Big Mouth and the never-ending quest for sexual acceptance

Big Mouth is clever, but it’s truly unique as a link between real-world young adulthood and the kind of nebbish adult Jewish comic with whom we’ve become so familiar.

Why is it funny to watch Jewish men try and have sex? What makes overly intellectual, anxious, scrawny leading men such perfect setups for the eternal punchline of just being in bed with a woman?

Larry David spends an entire season of Curb Your Enthusiasm, granted permission by his wife to have sex with anyone he can, trying to convince women to actually do it with him. “Awkward Jewish guy trying to have sex with attractive women” is basically every character Woody Allen’s ever played.

Beyond the scrawny, balding, sex maniac trope, male Jewish comics either lean into the stereotype of bumbling, earthy, un-sexy fun guys (Adam Sandler, Seth Rogen) or those whose confidence helps them excel beyond their average looks (Jerry Seinfeld, Garry Shandling). In any situation, they get the girl, and it’s a funny, charming, universalizing lesson: maybe we don’t need to be supermodels after all. Maybe we can find people who appreciate us for who we are — or at least for our jokes.

These Jewish comics invariably tell stories about their awkward teen years, but we know they’re exaggerating. We might imagine 13-year-old Woody Allen as a pale loser, but in fact he was a popular, magnetic kid who shone on the baseball field.

READ: A TALE OF TWO KINDERGARTEN TEACHERS

If you want real insight into the world of awkward, young, funny Jews, your best bet is to watch Big Mouth.

The Netflix original cartoon series, which debuted its second season this fall, follows a handful of kids as they confront puberty — literally, in the form of their hormone monsters, Maury and Connie, who invisibly follow them around and give them generally terrible advice. Connie pushes her pubescent disciple to steal, lie and lash out at her mother (“She ain’t your momma no more,” she cries. “From now on, her name is Shannon!”), while Maury just wants to constantly masturbate.

This is a crude simplification of a beyond-crude show, but here’s the thing: Big Mouth is spot-on. Pubescent kids do dumb things and this show, at its best, examines the psychology and logic behind those terrible decisions better than any softly lit young-adult drama. For all its unrealism, it’s pretty real.

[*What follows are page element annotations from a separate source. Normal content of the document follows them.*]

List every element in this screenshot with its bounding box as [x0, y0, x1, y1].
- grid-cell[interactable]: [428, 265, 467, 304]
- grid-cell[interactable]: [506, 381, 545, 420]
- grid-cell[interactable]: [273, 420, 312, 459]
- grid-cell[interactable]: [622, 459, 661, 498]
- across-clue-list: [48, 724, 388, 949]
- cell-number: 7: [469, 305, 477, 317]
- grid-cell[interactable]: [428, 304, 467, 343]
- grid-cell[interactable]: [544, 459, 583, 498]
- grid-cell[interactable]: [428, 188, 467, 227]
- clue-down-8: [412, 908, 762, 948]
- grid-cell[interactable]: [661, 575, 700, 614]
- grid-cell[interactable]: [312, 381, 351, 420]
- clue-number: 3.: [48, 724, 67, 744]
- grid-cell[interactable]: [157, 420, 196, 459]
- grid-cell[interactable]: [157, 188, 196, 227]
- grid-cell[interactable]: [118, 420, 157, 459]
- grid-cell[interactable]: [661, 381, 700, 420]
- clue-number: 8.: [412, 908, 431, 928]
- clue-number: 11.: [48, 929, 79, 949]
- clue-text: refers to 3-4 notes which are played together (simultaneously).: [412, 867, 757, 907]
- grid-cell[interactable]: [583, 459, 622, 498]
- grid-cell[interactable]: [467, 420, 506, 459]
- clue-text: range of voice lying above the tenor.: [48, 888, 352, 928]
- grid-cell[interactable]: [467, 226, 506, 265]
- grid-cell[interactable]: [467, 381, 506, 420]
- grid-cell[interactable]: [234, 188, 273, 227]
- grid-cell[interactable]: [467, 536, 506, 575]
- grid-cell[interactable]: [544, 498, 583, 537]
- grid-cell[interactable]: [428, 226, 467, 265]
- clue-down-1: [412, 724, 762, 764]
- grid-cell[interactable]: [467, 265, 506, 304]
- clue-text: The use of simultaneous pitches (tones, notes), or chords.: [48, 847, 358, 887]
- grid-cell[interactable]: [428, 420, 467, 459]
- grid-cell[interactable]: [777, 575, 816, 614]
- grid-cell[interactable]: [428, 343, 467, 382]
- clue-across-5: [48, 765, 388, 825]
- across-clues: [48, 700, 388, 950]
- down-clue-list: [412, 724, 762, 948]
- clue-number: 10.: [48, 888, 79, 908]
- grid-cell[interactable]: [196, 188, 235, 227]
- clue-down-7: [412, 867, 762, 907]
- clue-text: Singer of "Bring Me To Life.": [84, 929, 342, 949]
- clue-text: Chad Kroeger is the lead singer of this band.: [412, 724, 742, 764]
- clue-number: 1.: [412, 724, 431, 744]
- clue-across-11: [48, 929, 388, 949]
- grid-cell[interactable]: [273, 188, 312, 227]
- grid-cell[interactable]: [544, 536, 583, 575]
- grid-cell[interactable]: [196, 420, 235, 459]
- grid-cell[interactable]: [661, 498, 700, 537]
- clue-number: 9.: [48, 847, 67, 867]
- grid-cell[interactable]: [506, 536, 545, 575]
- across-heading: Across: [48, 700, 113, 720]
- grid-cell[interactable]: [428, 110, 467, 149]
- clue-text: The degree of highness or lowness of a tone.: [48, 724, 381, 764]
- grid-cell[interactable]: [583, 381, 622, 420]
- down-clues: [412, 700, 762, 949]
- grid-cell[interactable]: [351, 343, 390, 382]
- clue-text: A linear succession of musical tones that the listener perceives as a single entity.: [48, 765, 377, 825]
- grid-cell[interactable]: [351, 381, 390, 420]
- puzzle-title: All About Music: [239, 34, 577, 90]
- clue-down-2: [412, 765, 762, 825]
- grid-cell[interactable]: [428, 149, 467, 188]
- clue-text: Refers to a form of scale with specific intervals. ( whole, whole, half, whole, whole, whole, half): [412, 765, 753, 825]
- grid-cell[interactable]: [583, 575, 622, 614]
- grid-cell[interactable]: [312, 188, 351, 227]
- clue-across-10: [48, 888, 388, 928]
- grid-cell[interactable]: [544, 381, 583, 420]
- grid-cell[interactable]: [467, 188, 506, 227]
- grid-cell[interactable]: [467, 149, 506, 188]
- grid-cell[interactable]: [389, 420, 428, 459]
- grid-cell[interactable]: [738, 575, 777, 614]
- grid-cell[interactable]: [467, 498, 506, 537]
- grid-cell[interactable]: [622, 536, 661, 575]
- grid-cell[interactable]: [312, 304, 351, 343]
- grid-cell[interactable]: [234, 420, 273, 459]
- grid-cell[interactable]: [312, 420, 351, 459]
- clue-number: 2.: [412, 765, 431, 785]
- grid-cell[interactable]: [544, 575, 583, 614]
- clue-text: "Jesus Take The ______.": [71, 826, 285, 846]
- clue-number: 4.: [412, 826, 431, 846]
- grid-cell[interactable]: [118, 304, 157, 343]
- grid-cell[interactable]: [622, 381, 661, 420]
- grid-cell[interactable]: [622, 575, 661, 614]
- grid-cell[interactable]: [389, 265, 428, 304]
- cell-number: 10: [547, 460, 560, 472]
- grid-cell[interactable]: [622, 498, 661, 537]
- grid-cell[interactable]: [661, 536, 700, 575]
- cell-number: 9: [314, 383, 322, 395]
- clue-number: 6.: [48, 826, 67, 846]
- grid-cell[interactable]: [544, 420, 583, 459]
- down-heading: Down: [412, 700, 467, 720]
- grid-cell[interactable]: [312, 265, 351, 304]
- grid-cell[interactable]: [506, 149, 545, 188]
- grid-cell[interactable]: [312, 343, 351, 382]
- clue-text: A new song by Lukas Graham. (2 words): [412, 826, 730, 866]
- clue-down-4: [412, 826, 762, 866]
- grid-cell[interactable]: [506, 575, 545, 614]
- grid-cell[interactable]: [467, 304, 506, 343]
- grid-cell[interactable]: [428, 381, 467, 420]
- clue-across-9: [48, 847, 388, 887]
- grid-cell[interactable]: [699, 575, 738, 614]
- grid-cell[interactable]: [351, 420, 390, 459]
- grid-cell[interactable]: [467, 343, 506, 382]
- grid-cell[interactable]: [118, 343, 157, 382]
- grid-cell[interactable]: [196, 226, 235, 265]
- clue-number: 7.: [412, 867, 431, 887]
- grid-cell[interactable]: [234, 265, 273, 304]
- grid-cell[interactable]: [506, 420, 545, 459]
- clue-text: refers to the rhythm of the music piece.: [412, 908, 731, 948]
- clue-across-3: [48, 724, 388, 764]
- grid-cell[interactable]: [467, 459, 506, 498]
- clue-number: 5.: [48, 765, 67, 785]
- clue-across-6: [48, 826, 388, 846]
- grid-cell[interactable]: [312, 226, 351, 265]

That’s not to say Big Mouth is always great. It often veers into weird teenage fantasies of talking semen-filled pillows and porn-packed jungles and way too many vomit gags: in short, the kind of show that appeals to exactly the kind of kids who star in it. It’s a handy hook, since most episodes contain refreshingly useful lessons about normalizing sexuality, but it also ensures some kind of humour for everyone to both love and loathe. 

I don’t think it’s a coincidence that of Big Mouth’s four creators, three are clearly Jewish (Nick Kroll, Andrew Goldberg and Mark Levin), and the one who may not be Jewish (Jennifer Flackett, whose name, I apologize, just isn’t obviously Semitic enough) is married to Levin anyway. Big Mouth never shies away from the overt Judaism of two of its main characters, Andrew Glouberman and Jessi Glaser: the first gets Richard Kind voicing his buffoon dad while the latter enjoys a full episode devoted to her disastrous bat mitzvah.

Though Jessi and Connie the monster are, I believe, the best characters in the show, it’s the awkward young dudes trying to figure out women who take centre stage. You can easily imagine these boys growing up and becoming nervous comics who make jokes, instead of playing sports, to attract girls. (Likewise, Jessi is a clear budding Sarah Silverman or Ilana Glazer, steered by impressive sexual confidence hiding deeper neuroses.)

Big Mouth is clever, but it’s truly unique as a link between real-world young adulthood and the kind of nebbish adult Jewish comic with whom we’ve become so familiar — a glimpse into an eternal kind of Jewish sexual anxiety that strikes at puberty and never lets go.